The context_management.applied_edits field is included in the final message_delta SSE event:

event: message_start
data: {"type":"message_start","message":{"id":"msg_01...","type":"message","role":"assistant","content":[],"model":"gpt-5.4-mini","stop_reason":null,"usage":{"input_tokens":620,"output_tokens":0}}}

event: content_block_start
data: {"type":"content_block_start","index":0,"content_block":{"type":"text","text":""}}

event: content_block_delta
data: {"type":"content_block_delta","index":0,"delta":{"type":"text_delta","text":"Based on"}}

event: content_block_delta
data: {"type":"content_block_delta","index":0,"delta":{"type":"text_delta","text":" the latest weather data..."}}

event: content_block_stop
data: {"type":"content_block_stop","index":0}

event: message_delta
data: {
"type": "message_delta",
"delta": {"stop_reason": "end_turn", "stop_sequence": null},
"usage": {"output_tokens": 45},
"context_management": {
"applied_edits": [
{
"type": "clear_tool_uses_20250919",
"cleared_tool_uses": 3,
"cleared_input_tokens": 8240
}
]
}
}

event: message_stop
data: {"type":"message_stop"}

Disabling Context Management

Per-request - omit the field

Simply don't include context_management in the request body.
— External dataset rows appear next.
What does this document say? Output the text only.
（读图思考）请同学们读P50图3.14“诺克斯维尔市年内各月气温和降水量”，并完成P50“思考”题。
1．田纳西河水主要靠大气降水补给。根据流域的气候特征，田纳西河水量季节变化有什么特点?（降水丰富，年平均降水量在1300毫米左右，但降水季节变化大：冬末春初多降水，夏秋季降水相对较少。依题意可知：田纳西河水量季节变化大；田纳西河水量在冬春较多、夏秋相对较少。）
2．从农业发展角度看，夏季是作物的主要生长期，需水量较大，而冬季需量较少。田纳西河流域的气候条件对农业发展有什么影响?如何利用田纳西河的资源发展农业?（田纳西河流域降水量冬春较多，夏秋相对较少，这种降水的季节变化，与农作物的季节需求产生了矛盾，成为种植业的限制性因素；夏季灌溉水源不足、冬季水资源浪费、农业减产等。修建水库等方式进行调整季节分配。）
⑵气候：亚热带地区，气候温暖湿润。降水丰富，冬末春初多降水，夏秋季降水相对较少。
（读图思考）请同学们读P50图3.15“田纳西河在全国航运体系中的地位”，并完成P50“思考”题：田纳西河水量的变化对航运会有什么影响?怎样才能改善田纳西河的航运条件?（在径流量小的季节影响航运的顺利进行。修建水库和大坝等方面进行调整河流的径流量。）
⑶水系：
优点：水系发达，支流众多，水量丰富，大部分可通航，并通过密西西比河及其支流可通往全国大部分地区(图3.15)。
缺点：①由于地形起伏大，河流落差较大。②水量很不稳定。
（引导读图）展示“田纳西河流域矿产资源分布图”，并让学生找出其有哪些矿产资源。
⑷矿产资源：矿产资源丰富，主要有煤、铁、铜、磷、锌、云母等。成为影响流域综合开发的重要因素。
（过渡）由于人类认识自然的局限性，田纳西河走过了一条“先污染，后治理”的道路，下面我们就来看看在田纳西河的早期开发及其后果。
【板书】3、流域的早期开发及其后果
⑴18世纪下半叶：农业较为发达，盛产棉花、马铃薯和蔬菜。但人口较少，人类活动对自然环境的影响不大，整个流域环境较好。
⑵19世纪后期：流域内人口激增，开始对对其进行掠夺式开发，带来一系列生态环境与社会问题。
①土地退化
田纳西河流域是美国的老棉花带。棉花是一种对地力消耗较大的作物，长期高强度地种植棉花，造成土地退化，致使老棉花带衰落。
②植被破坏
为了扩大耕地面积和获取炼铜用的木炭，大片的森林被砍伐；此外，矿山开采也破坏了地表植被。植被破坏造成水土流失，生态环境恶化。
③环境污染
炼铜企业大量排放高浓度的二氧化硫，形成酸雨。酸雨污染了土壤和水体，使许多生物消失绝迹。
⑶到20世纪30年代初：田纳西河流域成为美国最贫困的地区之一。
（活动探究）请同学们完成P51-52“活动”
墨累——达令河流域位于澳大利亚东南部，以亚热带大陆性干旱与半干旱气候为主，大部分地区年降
Proxy-wide - drop_params: true

When drop_params: true is set in your proxy config (or passed as a litellm setting), LiteLLM will silently strip context_management from any request instead of running the polyfill:

# proxy_server_config.yaml
litellm_settings:
drop_params: true

Or at call time:

import litellm
litellm.drop_params = True

This is useful when you have a global drop_params policy to suppress unsupported parameters - context management is treated like any other unsupported parameter and dropped rather than polyfilled.

Provider Support Matrix

Providerclear_tool_uses_20250919compact_20260112
anthropic/*Native pass-throughNative pass-through
bedrock/anthropic.*Native pass-throughNative pass-through
openai/* (Responses API)Native pass-throughNative pass-through
openai/* (chat completions)PolyfillPolyfill
azure/*PolyfillPolyfill
xai/*PolyfillPolyfill
gemini/*PolyfillPolyfill
vertex_ai/*PolyfillPolyfill
All other providersPolyfillPolyfill

Notes

  • compact_20260112 requires context_management_summary_model to be set in general_settings. Without it, the edit is acknowledged but no compaction is performed.
  • Token counting for polyfill threshold checks uses litellm.token_counter (tiktoken cl100k_base fallback for unknown models).
  • clear_tool_uses_20250919 preserves the message array structure: same number of messages, same role order. Only tool_result.content inside matching messages is replaced with "[Cleared by context management]".
  • compact_20260112 collapses the entire prior history to a single system-prefix summary + the last user question. The compaction block in the response gives the Claude Code client the summary text to carry forward into the next turn.
  • The 50,000-token minimum for compact_20260112 trigger is enforced at the proxy; requests with a lower value are rejected with HTTP 400.